New House Museum in Perugia, Italy

  • Specification of a collections management system
  • Development of a display strategy and interpretation plan, and oversight of implementation
  • Publication of an Italian/English collection catalogue
  • Development of a job description and appointment of a curator
  • Organisation of 2012 conference, 'House Museums, The Owners and Their Art Collections', attended by 160 delegates from Europe and USA.

'The Gaskells' House' restoration in Manchester

  • Curatorial Plan for the restoration of the house as a public museum.
  • Endorsement by stakeholders including the Heritage Lottery Fund
  • Successful negotiation of long-term loans from regional and national museums
  • Recruitment of volunteers to collaborate in research and interpretation
  • Digitization of Gaskell manuscripts to make them available globally

Asian Heritage Museum, Kuala Lumpur (opening 2015)

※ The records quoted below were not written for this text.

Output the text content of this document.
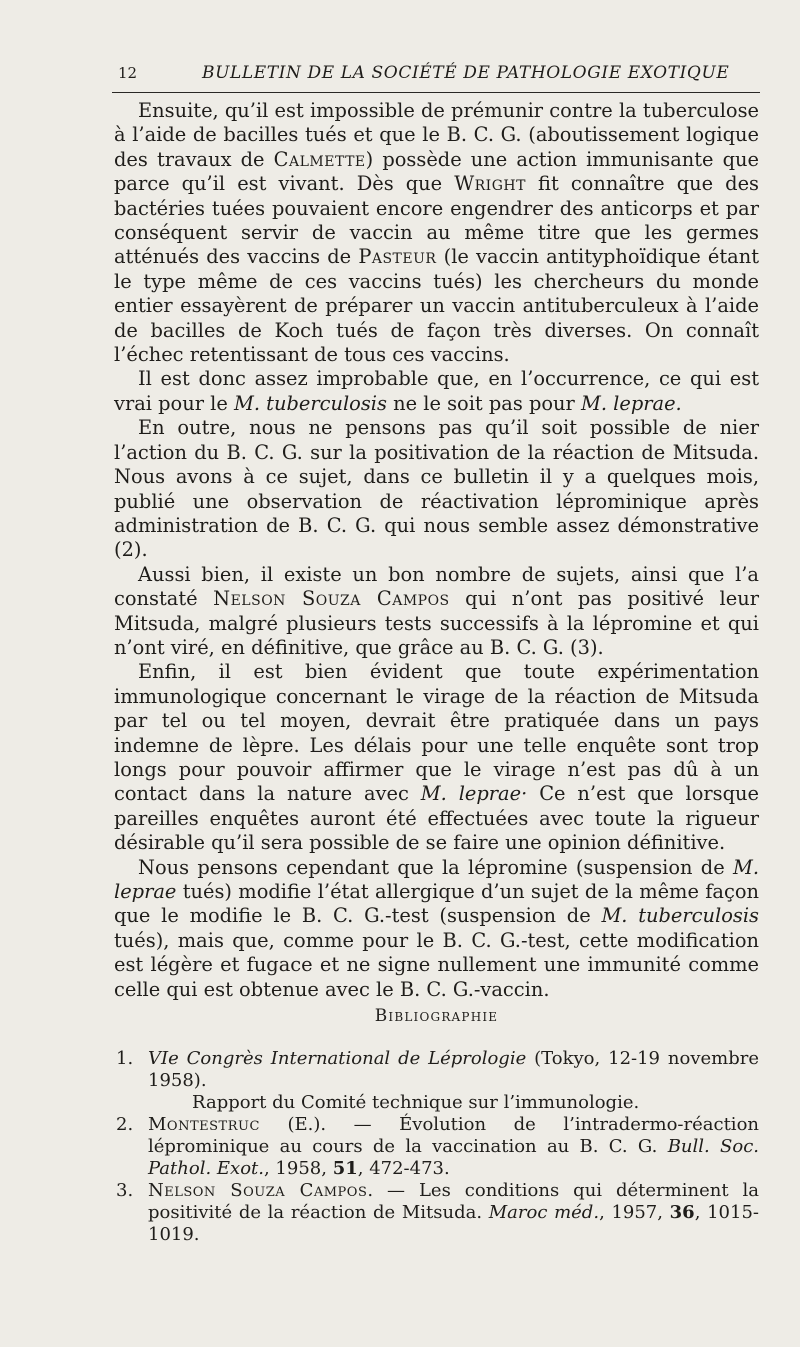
12	BULLETIN DE LA SOCIÉTÉ DE PATHOLOGIE EXOTIQUE

Ensuite, qu’il est impossible de prémunir contre la tuberculose à l’aide de bacilles tués et que le B. C. G. (aboutissement logique des travaux de Calmette) possède une action immunisante que parce qu’il est vivant. Dès que Wright fit connaître que des bactéries tuées pouvaient encore engendrer des anticorps et par conséquent servir de vaccin au même titre que les germes atténués des vaccins de Pasteur (le vaccin antityphoïdique étant le type même de ces vaccins tués) les chercheurs du monde entier essayèrent de préparer un vaccin antituberculeux à l’aide de bacilles de Koch tués de façon très diverses. On connaît l’échec retentissant de tous ces vaccins.

Il est donc assez improbable que, en l’occurrence, ce qui est vrai pour le M. tuberculosis ne le soit pas pour M. leprae.

En outre, nous ne pensons pas qu’il soit possible de nier l’action du B. C. G. sur la positivation de la réaction de Mitsuda. Nous avons à ce sujet, dans ce bulletin il y a quelques mois, publié une observation de réactivation léprominique après administration de B. C. G. qui nous semble assez démonstrative (2).

Aussi bien, il existe un bon nombre de sujets, ainsi que l’a constaté Nelson Souza Campos qui n’ont pas positivé leur Mitsuda, malgré plusieurs tests successifs à la lépromine et qui n’ont viré, en définitive, que grâce au B. C. G. (3).

Enfin, il est bien évident que toute expérimentation immunologique concernant le virage de la réaction de Mitsuda par tel ou tel moyen, devrait être pratiquée dans un pays indemne de lèpre. Les délais pour une telle enquête sont trop longs pour pouvoir affirmer que le virage n’est pas dû à un contact dans la nature avec M. leprae· Ce n’est que lorsque pareilles enquêtes auront été effectuées avec toute la rigueur désirable qu’il sera possible de se faire une opinion définitive.

Nous pensons cependant que la lépromine (suspension de M. leprae tués) modifie l’état allergique d’un sujet de la même façon que le modifie le B. C. G.-test (suspension de M. tuberculosis tués), mais que, comme pour le B. C. G.-test, cette modification est légère et fugace et ne signe nullement une immunité comme celle qui est obtenue avec le B. C. G.-vaccin.

Bibliographie
1. VIe Congrès International de Léprologie (Tokyo, 12-19 novembre 1958).
Rapport du Comité technique sur l’immunologie.
2. Montestruc (E.). — Évolution de l’intradermo-réaction léprominique au cours de la vaccination au B. C. G. Bull. Soc. Pathol. Exot., 1958, 51, 472-473.
3. Nelson Souza Campos. — Les conditions qui déterminent la positivité de la réaction de Mitsuda. Maroc méd., 1957, 36, 1015-1019.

  • Design of display schema and preliminary gallery layouts
  • Principles of object selection
  • Successful fundraising
Picture of Elizabeth Gaskell
Elizabeth Gaskell © The John Rylands Library.

Our research

Our research based in the Centre for Museology, focused on five key themes:

  • History, theory and practice of curation
  • Praxis of museum visiting and approaches to embodiment
  • Narrative-based interpretation
  • Assemblage theory
  • The uses of object biography

Professor Helen Rees Leahy tested her ideas on techniques for museum displays and interpretation through three experimental exhibitions, and their evaluation, at the Whitworth Art Gallery, Manchester. The experimental work tested the potential and limitations of theoretically informed curatorial practice.

Dr Louise Tythacott specialises in the display of non-Western art. Her work has explored how ‘object biographies’ can enrich and extend public understanding of and engagement with museum objects.